Olej z polskiego rzepaku pod presją konkurencji
Juliusz Urban: Panie Prezesie, Państwa firma jest jednym z większych dostawców oleju spożywczego do sieci. Wasz olej jest już w tej chwili nie tylko regionalnie, ale i w całej Polsce. Chciałem Pana zapytać, jakie szanse, w świetle powiększających się wciąż zbiorów rzepaku w Polsce, są na rozwój tego rynku spożywczego, które od lat był stały?
Daniel Czerwik: To jest bardzo dobre pytanie, ponieważ trzeba pamiętać o tym, że olej z ościennych krajów jest znacznie tańszy i wypiera polski olej. Nasza firma szczyci się tym, że produkujemy tylko i wyłącznie olej z polskiego rzepaku i nie ściągamy rzepaku z zagranicy.
Juliusz Urban: Czyli w związku z tym, że państwo deklarujecie polskie pochodzenie i produkcję oleju pochodzącego z polskiego rzepaku, ścieracie się z podwójną konkurencją: z jednej strony w sferze surowcowej – napływem rzepaku spoza Polski, a z drugiej – napływem oleju.
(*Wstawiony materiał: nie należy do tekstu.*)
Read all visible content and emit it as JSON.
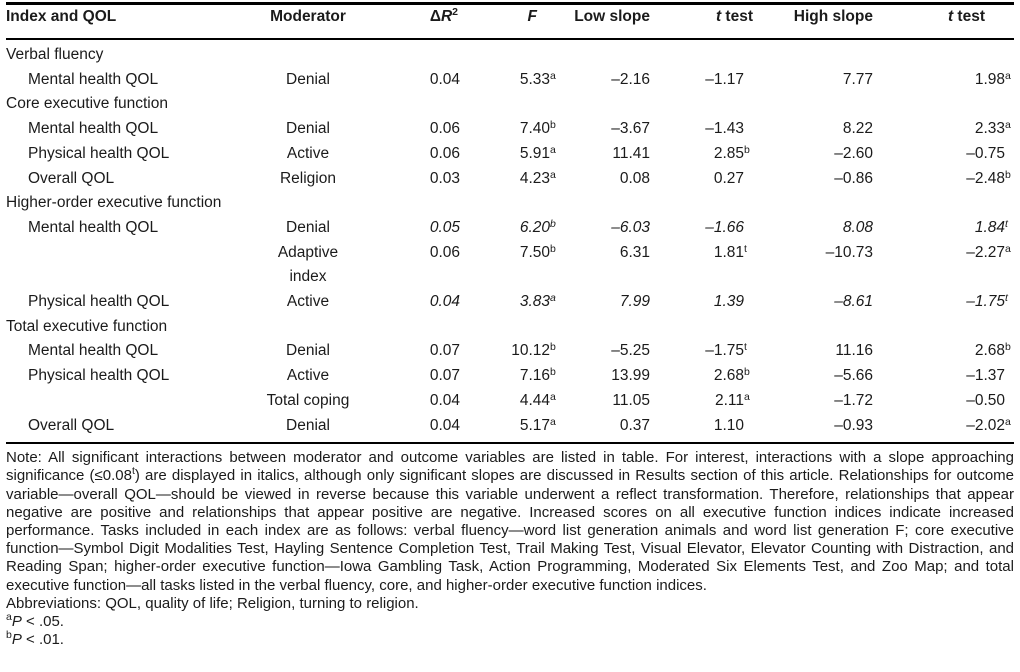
{
  "colors": {
    "background": "#ffffff",
    "text": "#1b1b1b",
    "rule": "#000000"
  },
  "table": {
    "headers": [
      {
        "key": "index",
        "label": "Index and QOL"
      },
      {
        "key": "moderator",
        "label": "Moderator"
      },
      {
        "key": "delta-r2",
        "label": "Δ*R*^2^"
      },
      {
        "key": "f",
        "label": "*F*"
      },
      {
        "key": "low-slope",
        "label": "Low slope"
      },
      {
        "key": "t-test-low",
        "label": "*t* test"
      },
      {
        "key": "high-slope",
        "label": "High slope"
      },
      {
        "key": "t-test-high",
        "label": "*t* test"
      }
    ],
    "rows": [
      {
        "type": "section",
        "label": "Verbal fluency"
      },
      {
        "type": "data",
        "italic": false,
        "cells": [
          "Mental health QOL",
          "Denial",
          "0.04",
          "5.33^a^",
          "–2.16",
          "–1.17",
          "7.77",
          "1.98^a^"
        ]
      },
      {
        "type": "section",
        "label": "Core executive function"
      },
      {
        "type": "data",
        "italic": false,
        "cells": [
          "Mental health QOL",
          "Denial",
          "0.06",
          "7.40^b^",
          "–3.67",
          "–1.43",
          "8.22",
          "2.33^a^"
        ]
      },
      {
        "type": "data",
        "italic": false,
        "cells": [
          "Physical health QOL",
          "Active",
          "0.06",
          "5.91^a^",
          "11.41",
          "2.85^b^",
          "–2.60",
          "–0.75"
        ]
      },
      {
        "type": "data",
        "italic": false,
        "cells": [
          "Overall QOL",
          "Religion",
          "0.03",
          "4.23^a^",
          "0.08",
          "0.27",
          "–0.86",
          "–2.48^b^"
        ]
      },
      {
        "type": "section",
        "label": "Higher-order executive function"
      },
      {
        "type": "data",
        "italic": true,
        "cells": [
          "Mental health QOL",
          "Denial",
          "0.05",
          "6.20^b^",
          "–6.03",
          "–1.66",
          "8.08",
          "1.84^t^"
        ]
      },
      {
        "type": "data",
        "italic": false,
        "cells": [
          "",
          "Adaptive\nindex",
          "0.06",
          "7.50^b^",
          "6.31",
          "1.81^t^",
          "–10.73",
          "–2.27^a^"
        ]
      },
      {
        "type": "data",
        "italic": true,
        "cells": [
          "Physical health QOL",
          "Active",
          "0.04",
          "3.83^a^",
          "7.99",
          "1.39",
          "–8.61",
          "–1.75^t^"
        ]
      },
      {
        "type": "section",
        "label": "Total executive function"
      },
      {
        "type": "data",
        "italic": false,
        "cells": [
          "Mental health QOL",
          "Denial",
          "0.07",
          "10.12^b^",
          "–5.25",
          "–1.75^t^",
          "11.16",
          "2.68^b^"
        ]
      },
      {
        "type": "data",
        "italic": false,
        "cells": [
          "Physical health QOL",
          "Active",
          "0.07",
          "7.16^b^",
          "13.99",
          "2.68^b^",
          "–5.66",
          "–1.37"
        ]
      },
      {
        "type": "data",
        "italic": false,
        "cells": [
          "",
          "Total coping",
          "0.04",
          "4.44^a^",
          "11.05",
          "2.11^a^",
          "–1.72",
          "–0.50"
        ]
      },
      {
        "type": "data",
        "italic": false,
        "cells": [
          "Overall QOL",
          "Denial",
          "0.04",
          "5.17^a^",
          "0.37",
          "1.10",
          "–0.93",
          "–2.02^a^"
        ]
      }
    ]
  },
  "notes": {
    "note": "Note: All significant interactions between moderator and outcome variables are listed in table. For interest, interactions with a slope approaching significance (≤0.08^t^) are displayed in italics, although only significant slopes are discussed in Results section of this article. Relationships for outcome variable—overall QOL—should be viewed in reverse because this variable underwent a reflect transformation. Therefore, relationships that appear negative are positive and relationships that appear positive are negative. Increased scores on all executive function indices indicate increased performance. Tasks included in each index are as follows: verbal fluency—word list generation animals and word list generation F; core executive function—Symbol Digit Modalities Test, Hayling Sentence Completion Test, Trail Making Test, Visual Elevator, Elevator Counting with Distraction, and Reading Span; higher-order executive function—Iowa Gambling Task, Action Programming, Moderated Six Elements Test, and Zoo Map; and total executive function—all tasks listed in the verbal fluency, core, and higher-order executive function indices.",
    "abbreviations": "Abbreviations: QOL, quality of life; Religion, turning to religion.",
    "footnote_a": "^a^*P* < .05.",
    "footnote_b": "^b^*P* < .01."
  }
}
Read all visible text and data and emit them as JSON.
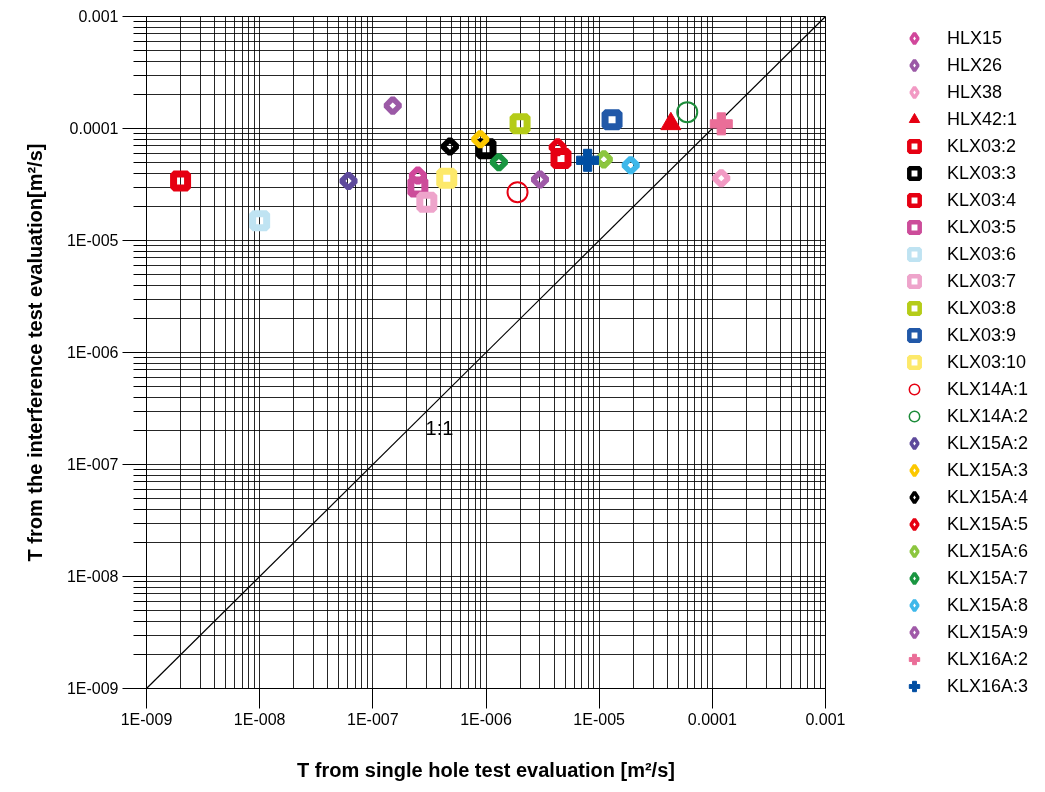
{
  "chart_data": {
    "type": "scatter",
    "xlabel": "T from single hole test evaluation [m²/s]",
    "ylabel": "T from the interference test evaluation[m²/s]",
    "log": "xy",
    "grid": true,
    "legend": "right",
    "xlim": [
      1e-09,
      0.001
    ],
    "ylim": [
      1e-09,
      0.001
    ],
    "xticks": [
      {
        "value": 1e-09,
        "label": "1E-009"
      },
      {
        "value": 1e-08,
        "label": "1E-008"
      },
      {
        "value": 1e-07,
        "label": "1E-007"
      },
      {
        "value": 1e-06,
        "label": "1E-006"
      },
      {
        "value": 1e-05,
        "label": "1E-005"
      },
      0.0001,
      0.001
    ],
    "yticks": [
      {
        "value": 1e-09,
        "label": "1E-009"
      },
      {
        "value": 1e-08,
        "label": "1E-008"
      },
      {
        "value": 1e-07,
        "label": "1E-007"
      },
      {
        "value": 1e-06,
        "label": "1E-006"
      },
      {
        "value": 1e-05,
        "label": "1E-005"
      },
      0.0001,
      0.001
    ],
    "annotations": [
      {
        "text": "1:1",
        "x": 2.2e-07,
        "y": 2.2e-07
      }
    ],
    "series": [
      {
        "name": "HLX15",
        "color": "#d1479b",
        "marker": "diamond",
        "x": [
          2.5e-07
        ],
        "values": [
          3.8e-05
        ]
      },
      {
        "name": "HLX26",
        "color": "#9b59a6",
        "marker": "diamond",
        "x": [
          1.5e-07
        ],
        "values": [
          0.00016
        ]
      },
      {
        "name": "HLX38",
        "color": "#f29ac4",
        "marker": "diamond",
        "x": [
          0.00012
        ],
        "values": [
          3.6e-05
        ]
      },
      {
        "name": "HLX42:1",
        "color": "#e60012",
        "marker": "triangle",
        "x": [
          4.3e-05
        ],
        "values": [
          0.00011
        ]
      },
      {
        "name": "KLX03:2",
        "color": "#e60012",
        "marker": "square",
        "x": [
          2e-09
        ],
        "values": [
          3.4e-05
        ]
      },
      {
        "name": "KLX03:3",
        "color": "#000000",
        "marker": "square",
        "x": [
          1e-06
        ],
        "values": [
          6.6e-05
        ]
      },
      {
        "name": "KLX03:4",
        "color": "#e60012",
        "marker": "square",
        "x": [
          4.6e-06
        ],
        "values": [
          5.4e-05
        ]
      },
      {
        "name": "KLX03:5",
        "color": "#cc4c9a",
        "marker": "square",
        "x": [
          2.5e-07
        ],
        "values": [
          3e-05
        ]
      },
      {
        "name": "KLX03:6",
        "color": "#bfe3f2",
        "marker": "square",
        "x": [
          1e-08
        ],
        "values": [
          1.5e-05
        ]
      },
      {
        "name": "KLX03:7",
        "color": "#eea4cb",
        "marker": "square",
        "x": [
          3e-07
        ],
        "values": [
          2.2e-05
        ]
      },
      {
        "name": "KLX03:8",
        "color": "#b5cc18",
        "marker": "square",
        "x": [
          2e-06
        ],
        "values": [
          0.00011
        ]
      },
      {
        "name": "KLX03:9",
        "color": "#2158a8",
        "marker": "square",
        "x": [
          1.3e-05
        ],
        "values": [
          0.00012
        ]
      },
      {
        "name": "KLX03:10",
        "color": "#fde96a",
        "marker": "square",
        "x": [
          4.5e-07
        ],
        "values": [
          3.6e-05
        ]
      },
      {
        "name": "KLX14A:1",
        "color": "#e60012",
        "marker": "circle",
        "x": [
          1.9e-06
        ],
        "values": [
          2.7e-05
        ]
      },
      {
        "name": "KLX14A:2",
        "color": "#1d8c3a",
        "marker": "circle",
        "x": [
          6e-05
        ],
        "values": [
          0.00014
        ]
      },
      {
        "name": "KLX15A:2",
        "color": "#5e4a9c",
        "marker": "diamond",
        "x": [
          6.1e-08
        ],
        "values": [
          3.4e-05
        ]
      },
      {
        "name": "KLX15A:3",
        "color": "#fcc800",
        "marker": "diamond",
        "x": [
          8.9e-07
        ],
        "values": [
          8e-05
        ]
      },
      {
        "name": "KLX15A:4",
        "color": "#000000",
        "marker": "diamond",
        "x": [
          4.8e-07
        ],
        "values": [
          6.9e-05
        ]
      },
      {
        "name": "KLX15A:5",
        "color": "#e60012",
        "marker": "diamond",
        "x": [
          4.3e-06
        ],
        "values": [
          6.8e-05
        ]
      },
      {
        "name": "KLX15A:6",
        "color": "#8cc63f",
        "marker": "diamond",
        "x": [
          1.1e-05
        ],
        "values": [
          5.3e-05
        ]
      },
      {
        "name": "KLX15A:7",
        "color": "#1a9641",
        "marker": "diamond",
        "x": [
          1.3e-06
        ],
        "values": [
          5e-05
        ]
      },
      {
        "name": "KLX15A:8",
        "color": "#3eb8ea",
        "marker": "diamond",
        "x": [
          1.9e-05
        ],
        "values": [
          4.7e-05
        ]
      },
      {
        "name": "KLX15A:9",
        "color": "#a05aa8",
        "marker": "diamond",
        "x": [
          3e-06
        ],
        "values": [
          3.5e-05
        ]
      },
      {
        "name": "KLX16A:2",
        "color": "#ea6e98",
        "marker": "cross",
        "x": [
          0.00012
        ],
        "values": [
          0.00011
        ]
      },
      {
        "name": "KLX16A:3",
        "color": "#004ea2",
        "marker": "cross",
        "x": [
          7.9e-06
        ],
        "values": [
          5.2e-05
        ]
      },
      {
        "type": "line",
        "color": "#000000",
        "marker": "none",
        "x": [
          1e-09,
          0.001
        ],
        "values": [
          1e-09,
          0.001
        ]
      }
    ]
  }
}
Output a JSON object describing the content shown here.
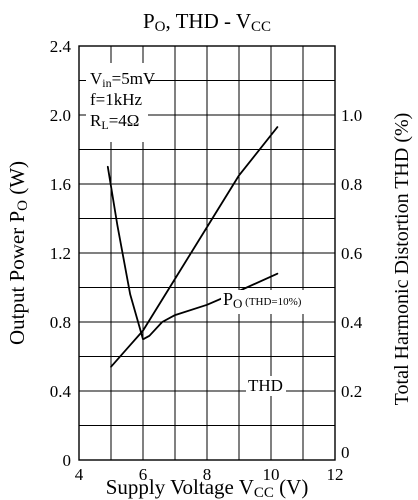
{
  "chart_data": {
    "type": "line",
    "title": {
      "base": "P",
      "sub": "O",
      "mid": ", THD - V",
      "sub2": "CC"
    },
    "xlabel": {
      "base": "Supply Voltage V",
      "sub": "CC",
      "tail": " (V)"
    },
    "ylabel_left": {
      "base": "Output Power P",
      "sub": "O",
      "tail": " (W)"
    },
    "ylabel_right": "Total Harmonic Distortion THD (%)",
    "xlim": [
      4,
      12
    ],
    "ylim_left": [
      0,
      2.4
    ],
    "ylim_right": [
      0,
      1.2
    ],
    "x_ticks": [
      "4",
      "6",
      "8",
      "10",
      "12"
    ],
    "y_left_ticks": [
      "0",
      "0.4",
      "0.8",
      "1.2",
      "1.6",
      "2.0",
      "2.4"
    ],
    "y_right_ticks": [
      "0",
      "0.2",
      "0.4",
      "0.6",
      "0.8",
      "1.0"
    ],
    "grid": true,
    "conditions": [
      {
        "base": "V",
        "sub": "in",
        "tail": "=5mV"
      },
      {
        "base": "f=1kHz",
        "sub": "",
        "tail": ""
      },
      {
        "base": "R",
        "sub": "L",
        "tail": "=4Ω"
      }
    ],
    "series": [
      {
        "label": {
          "base": "P",
          "sub": "O",
          "tail": " (THD=10%)"
        },
        "axis": "left",
        "x": [
          5.0,
          6.0,
          7.0,
          8.0,
          9.0,
          10.2
        ],
        "y": [
          0.54,
          0.75,
          1.05,
          1.35,
          1.65,
          1.93
        ]
      },
      {
        "label": {
          "base": "THD",
          "sub": "",
          "tail": ""
        },
        "axis": "right",
        "x": [
          4.9,
          5.2,
          5.6,
          6.0,
          6.2,
          6.6,
          7.0,
          8.0,
          9.0,
          10.2
        ],
        "y": [
          0.85,
          0.68,
          0.48,
          0.35,
          0.36,
          0.4,
          0.42,
          0.45,
          0.49,
          0.54
        ]
      }
    ]
  }
}
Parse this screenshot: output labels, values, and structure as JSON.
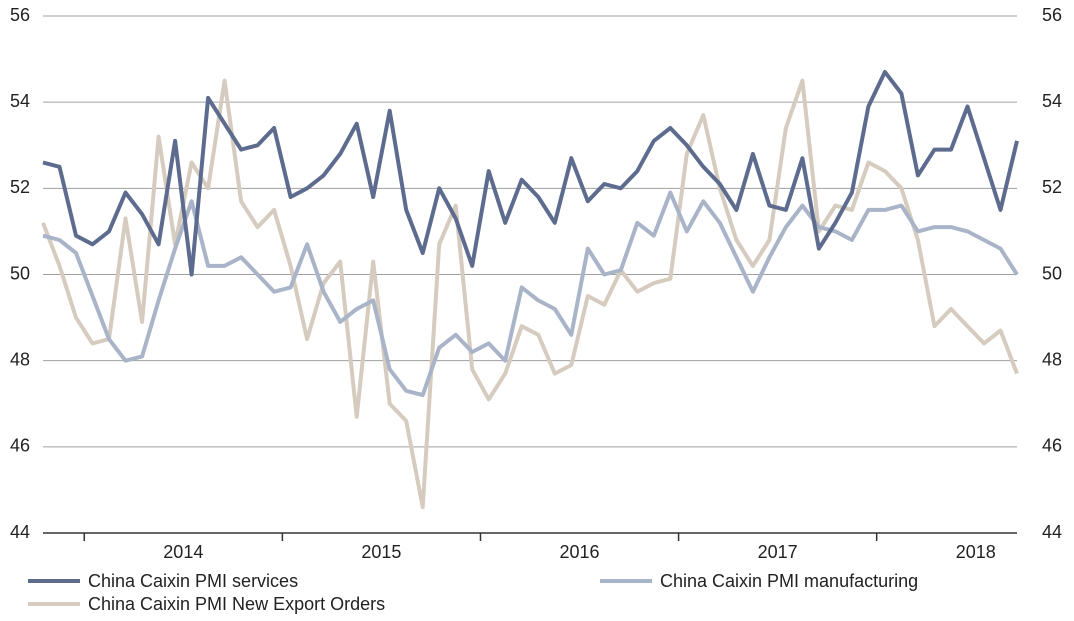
{
  "chart_data": {
    "type": "line",
    "categories": [
      null,
      null,
      null,
      null,
      null,
      null,
      null,
      null,
      "2014",
      null,
      null,
      null,
      null,
      null,
      null,
      null,
      null,
      null,
      null,
      null,
      "2015",
      null,
      null,
      null,
      null,
      null,
      null,
      null,
      null,
      null,
      null,
      null,
      "2016",
      null,
      null,
      null,
      null,
      null,
      null,
      null,
      null,
      null,
      null,
      null,
      "2017",
      null,
      null,
      null,
      null,
      null,
      null,
      null,
      null,
      null,
      null,
      null,
      "2018",
      null,
      null,
      null
    ],
    "series": [
      {
        "name": "China Caixin PMI services",
        "color": "#5d6b8e",
        "values": [
          52.6,
          52.5,
          50.9,
          50.7,
          51.0,
          51.9,
          51.4,
          50.7,
          53.1,
          50.0,
          54.1,
          53.5,
          52.9,
          53.0,
          53.4,
          51.8,
          52.0,
          52.3,
          52.8,
          53.5,
          51.8,
          53.8,
          51.5,
          50.5,
          52.0,
          51.3,
          50.2,
          52.4,
          51.2,
          52.2,
          51.8,
          51.2,
          52.7,
          51.7,
          52.1,
          52.0,
          52.4,
          53.1,
          53.4,
          53.0,
          52.5,
          52.1,
          51.5,
          52.8,
          51.6,
          51.5,
          52.7,
          50.6,
          51.2,
          51.9,
          53.9,
          54.7,
          54.2,
          52.3,
          52.9,
          52.9,
          53.9,
          52.7,
          51.5,
          53.1
        ]
      },
      {
        "name": "China Caixin PMI manufacturing",
        "color": "#a9b4c8",
        "values": [
          50.9,
          50.8,
          50.5,
          49.5,
          48.5,
          48.0,
          48.1,
          49.4,
          50.6,
          51.7,
          50.2,
          50.2,
          50.4,
          50.0,
          49.6,
          49.7,
          50.7,
          49.6,
          48.9,
          49.2,
          49.4,
          47.8,
          47.3,
          47.2,
          48.3,
          48.6,
          48.2,
          48.4,
          48.0,
          49.7,
          49.4,
          49.2,
          48.6,
          50.6,
          50.0,
          50.1,
          51.2,
          50.9,
          51.9,
          51.0,
          51.7,
          51.2,
          50.4,
          49.6,
          50.4,
          51.1,
          51.6,
          51.1,
          51.0,
          50.8,
          51.5,
          51.5,
          51.6,
          51.0,
          51.1,
          51.1,
          51.0,
          50.8,
          50.6,
          50.0
        ]
      },
      {
        "name": "China Caixin PMI New Export Orders",
        "color": "#d6cbbf",
        "values": [
          51.2,
          50.2,
          49.0,
          48.4,
          48.5,
          51.3,
          48.9,
          53.2,
          50.7,
          52.6,
          52.0,
          54.5,
          51.7,
          51.1,
          51.5,
          50.2,
          48.5,
          49.8,
          50.3,
          46.7,
          50.3,
          47.0,
          46.6,
          44.6,
          50.7,
          51.6,
          47.8,
          47.1,
          47.7,
          48.8,
          48.6,
          47.7,
          47.9,
          49.5,
          49.3,
          50.1,
          49.6,
          49.8,
          49.9,
          52.8,
          53.7,
          52.0,
          50.8,
          50.2,
          50.8,
          53.4,
          54.5,
          51.0,
          51.6,
          51.5,
          52.6,
          52.4,
          52.0,
          50.8,
          48.8,
          49.2,
          48.8,
          48.4,
          48.7,
          47.7
        ]
      }
    ],
    "ylim": [
      44,
      56
    ],
    "yticks": [
      44,
      46,
      48,
      50,
      52,
      54,
      56
    ],
    "y2lim": [
      44,
      56
    ],
    "y2ticks": [
      44,
      46,
      48,
      50,
      52,
      54,
      56
    ],
    "grid": true
  }
}
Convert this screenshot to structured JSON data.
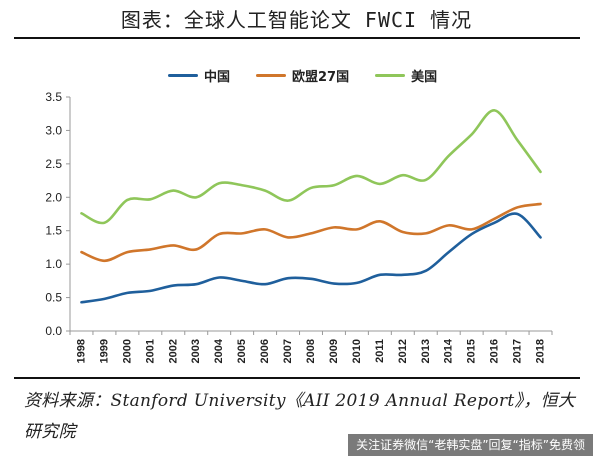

Daniel Czerwik: Tak, to prawda. Tu jest problem. Konkurencja rynkowa, która dzisiaj jest w całej Europie, powoduje, że to wszystko jest bardzo trudne do przewidzenia. Różnice cenowe rzepaku i oleju w ostatnim roku są tak duże, że mają olbrzymi wpływ na rentowność i wydajność sprzedażową.